11.02.2011

Renate Müller Portrait Treatment

2011



1. Born in Munich, Germany, Müller entered films in the late 1920s in Berlin and quickly became popular. A blue-eyed blonde, she was considered to be one of the great beauties of her day and along with Marlene Dietrich was seen to embody fashionable Berlin society. She starred in more than twenty German films, including Viktor und Viktoria (1933), one of her biggest successes, which was remade decades later as Victor Victoria with Julie Andrews.

2. With the rise of the Nazi Party, Müller came to be regarded as an ideal Aryan woman and particularly in light of Dietrich's move to Hollywood, was courted and promoted as Germany's leading film actress. A meeting with Adolf Hitler in the mid 1930s resulted in Müller being offered parts in films that promoted Nazi ideals.

3. Near the end of her life she became addicted to morphine.

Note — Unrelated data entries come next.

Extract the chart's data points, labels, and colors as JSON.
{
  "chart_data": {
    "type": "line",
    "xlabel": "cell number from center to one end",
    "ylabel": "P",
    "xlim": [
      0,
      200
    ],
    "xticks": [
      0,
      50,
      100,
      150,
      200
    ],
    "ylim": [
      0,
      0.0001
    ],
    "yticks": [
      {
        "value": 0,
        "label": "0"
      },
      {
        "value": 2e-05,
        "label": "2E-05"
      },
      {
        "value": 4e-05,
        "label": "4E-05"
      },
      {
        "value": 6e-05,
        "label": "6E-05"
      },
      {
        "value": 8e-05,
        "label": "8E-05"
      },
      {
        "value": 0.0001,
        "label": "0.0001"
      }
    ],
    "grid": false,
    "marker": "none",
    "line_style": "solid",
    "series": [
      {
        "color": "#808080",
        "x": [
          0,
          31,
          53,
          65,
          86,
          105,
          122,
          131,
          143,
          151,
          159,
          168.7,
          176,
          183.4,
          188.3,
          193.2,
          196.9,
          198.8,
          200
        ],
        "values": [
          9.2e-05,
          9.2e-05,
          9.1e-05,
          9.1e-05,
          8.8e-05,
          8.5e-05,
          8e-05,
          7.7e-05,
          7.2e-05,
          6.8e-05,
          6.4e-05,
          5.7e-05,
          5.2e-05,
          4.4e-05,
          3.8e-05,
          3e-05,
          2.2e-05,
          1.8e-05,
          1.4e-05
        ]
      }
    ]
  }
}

4. When she died suddenly, the German press stated the cause as epilepsy. It was later revealed that she had died as a result of a fall from her hotel window. (According to Channel 4 documentary "Sex and the Swastika", February 2009, she jumped from a Berlin mental home window).Officially described as a suicide, it was theorised that she took her own life when her relationship with Nazi leaders deteriorated after she showed unwillingness to appear in propaganda films.

5. She was also known to have been pressured to end a relationship with her Jewish lover, but had refused. Witnesses also recalled seeing several Gestapo officers entering her building shortly before she died. It has been asserted she was either murdered by Gestapo officers who threw her from a window, or that she panicked when she saw them arrive and jumped. The true circumstances surrounding her death remain unclear.

11.01.2011

Shirley MacLaine Portrait Treatment

2011



1. Named after Shirley Temple, MacLaine was born Shirley MacLean Beaty in Richmond, Virginia. Shirley had very weak ankles as a child, so her mother decided to enroll her in ballet class. Strongly motivated by ballet throughout her youth, she never missed a class. In classical romantic pieces like "Romeo & Juliet" and "Sleeping Beauty," being the tallest in the class, she always played the boys' role due to the absence of males in the class. She eventually got to play a respectable female role — the fairy godmother in "Cinderella." While warming up backstage, she broke her ankle, but decided to dance the role all the way through. Eventually, MacLaine decided that professional ballet wasn't for her: she had grown too tall (being over 6 feet tall en pointe) and did not have the requisite "beautifully constructed feet" (high arches, high insteps). Also, she found ballet too limiting. After leaving ballet, MacLaine pursued Broadway dancing. Eventually, she turned to acting.

2. The summer before her senior year, she was in New York to try acting on Broadway with some success. After she graduated, she returned and within a year she became an understudy to actress Carol Haney in The Pajama Game; Haney broke her ankle, and MacLaine replaced her. A few months after, with Haney still out of commission, film producer Hal B. Wallis was in the audience, took note of MacLaine, and signed her to work for Paramount Pictures. She later sued Wallis over a contractual dispute, a suit that is credited with ending the old-style studio star system of actor management.

3. MacLaine made her film debut in Alfred Hitchcock's The Trouble with Harry (1955), for which she won the Golden Globe Award for New Star Of The Year - Actress.

4. MacLaine was married to businessman Steve Parker until they divorced in 1982. In April 2011 while promoting her new book, “I'm Over All That”, she told Oprah Winfrey that she had an open relationship with her husband.[11] They had a daughter, Sachi Parker (born 1956). Shirley shares a birthday (April 24) with her good friend, Barbra Streisand, and they traditionally spend it together each year.

5. MacLaine has serous interest in UFO that she gave numerous interviews to CNN, NBC and FOX news channels on the subject through 2007-2008. In her 2007 released book "Sage-ing While Age-ing" she mentioned about her alien encounters and witnessing of Washington DC UFO incidents in 1950s.